Approximately 70 leading researchers from Japan, the United States, Europe, and other regions gathered for the Sixth Trilateral Forum Tokyo on September 12–13, 2019, to share views and discuss approaches to closer interregional cooperation.
The Track 1.5 conference—co-organized by the Tokyo Foundation for Policy Research and the German Marshall Fund of the United States and hosted by the Delegation of the European Union to Japan—attracted scholars, think tankers, journalists, government officials, security experts, and business representatives from not only Japan, the United States, and Europe but also such Quad Plus partners as Australia and India.

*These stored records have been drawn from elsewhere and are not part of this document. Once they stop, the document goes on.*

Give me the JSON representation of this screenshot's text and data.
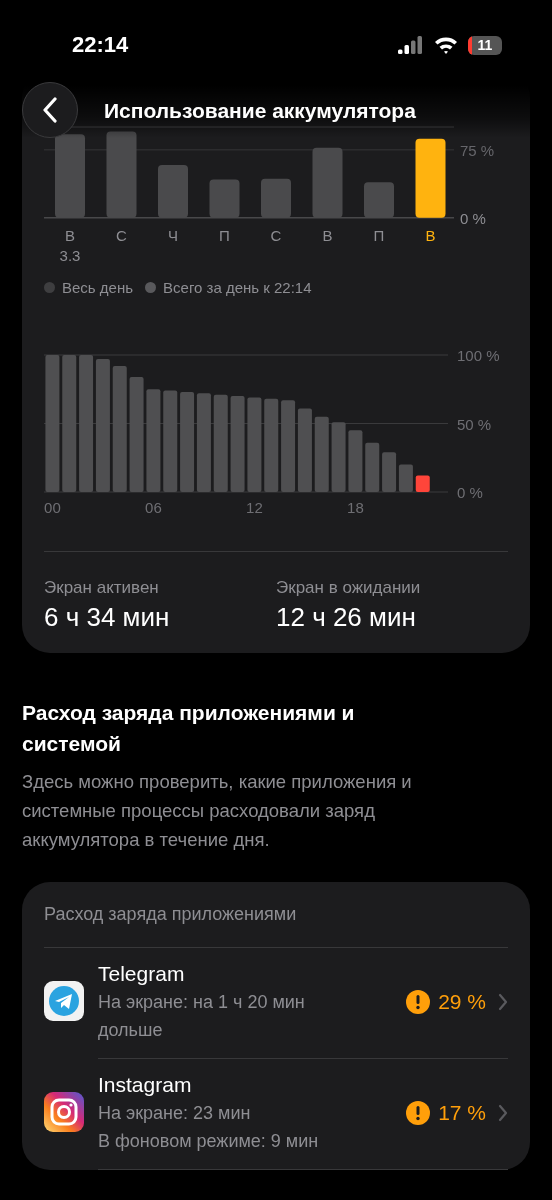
{
  "status_bar": {
    "time": "22:14",
    "battery": "11"
  },
  "header": {
    "title": "Использование аккумулятора"
  },
  "week_chart": {
    "first_date": "3.3",
    "chart_data": {
      "type": "bar",
      "categories": [
        "В",
        "С",
        "Ч",
        "П",
        "С",
        "В",
        "П",
        "В"
      ],
      "ylim": [
        0,
        100
      ],
      "yticks": [
        {
          "value": 0,
          "label": "0 %"
        },
        {
          "value": 75,
          "label": "75 %"
        }
      ],
      "series": [
        {
          "color": "#4a4a4c",
          "values": [
            92,
            95,
            58,
            42,
            43,
            77,
            39,
            null
          ]
        },
        {
          "color": "#ffb30f",
          "values": [
            null,
            null,
            null,
            null,
            null,
            null,
            null,
            87
          ]
        }
      ]
    }
  },
  "legend": [
    {
      "label": "Весь день",
      "color": "#3e3e40"
    },
    {
      "label": "Всего за день к 22:14",
      "color": "#59595c"
    }
  ],
  "day_chart": {
    "chart_data": {
      "type": "bar",
      "x": [
        0,
        1,
        2,
        3,
        4,
        5,
        6,
        7,
        8,
        9,
        10,
        11,
        12,
        13,
        14,
        15,
        16,
        17,
        18,
        19,
        20,
        21,
        22
      ],
      "xlim": [
        -0.5,
        23.5
      ],
      "xticks": [
        {
          "value": 0,
          "label": "00"
        },
        {
          "value": 6,
          "label": "06"
        },
        {
          "value": 12,
          "label": "12"
        },
        {
          "value": 18,
          "label": "18"
        }
      ],
      "ylim": [
        0,
        100
      ],
      "yticks": [
        {
          "value": 0,
          "label": "0 %"
        },
        {
          "value": 50,
          "label": "50 %"
        },
        {
          "value": 100,
          "label": "100 %"
        }
      ],
      "series": [
        {
          "color": "#4f4f51",
          "values": [
            100,
            100,
            100,
            97,
            92,
            84,
            75,
            74,
            73,
            72,
            71,
            70,
            69,
            68,
            67,
            61,
            55,
            51,
            45,
            36,
            29,
            20,
            null
          ]
        },
        {
          "color": "#ff453a",
          "values": [
            null,
            null,
            null,
            null,
            null,
            null,
            null,
            null,
            null,
            null,
            null,
            null,
            null,
            null,
            null,
            null,
            null,
            null,
            null,
            null,
            null,
            null,
            12
          ]
        }
      ]
    }
  },
  "stats": [
    {
      "label": "Экран активен",
      "value": "6 ч 34 мин"
    },
    {
      "label": "Экран в ожидании",
      "value": "12 ч 26 мин"
    }
  ],
  "section": {
    "title": "Расход заряда приложениями и системой",
    "description": "Здесь можно проверить, какие приложения и системные процессы расходовали заряд аккумулятора в течение дня."
  },
  "apps_card": {
    "title": "Расход заряда приложениями",
    "apps": [
      {
        "kind": "telegram",
        "name": "Telegram",
        "details": [
          "На экране: на 1 ч 20 мин дольше"
        ],
        "share": "29 %",
        "warning": true
      },
      {
        "kind": "instagram",
        "name": "Instagram",
        "details": [
          "На экране: 23 мин",
          "В фоновом режиме: 9 мин"
        ],
        "share": "17 %",
        "warning": true
      }
    ]
  }
}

Taro Kono, who was appointed defense minister just two days earlier in an Abe cabinet reshuffle, was a guest speaker on day two and described key issues facing the Shinzo Abe administration, including Japan’s relations with major partners and neighboring countries.
The seven sessions of the Forum covered a broad range of topics with a focus on recent developments in China, including Beijing’s strategy in the Indo-Pacific and in Europe; its foreign influence operations targeting political elites, academia, and the media; the merits and risks of economic decoupling from China; the potential for closer cooperation among the Quad Plus countries in offering an alternative to the Belt and Road Initiative; mechanisms for expanded security cooperation in the Indian Ocean and the South China Sea; and technology as the face of both geopolitical competition and economic prosperity.
Breakout dinner sessions were held on such topics like the role of the WTO, domestic politics in Japan, the United States, and Europe, and the future of employment. The Forum concluded with a farewell reception hosted by the Tokyo Foundation for Policy Research.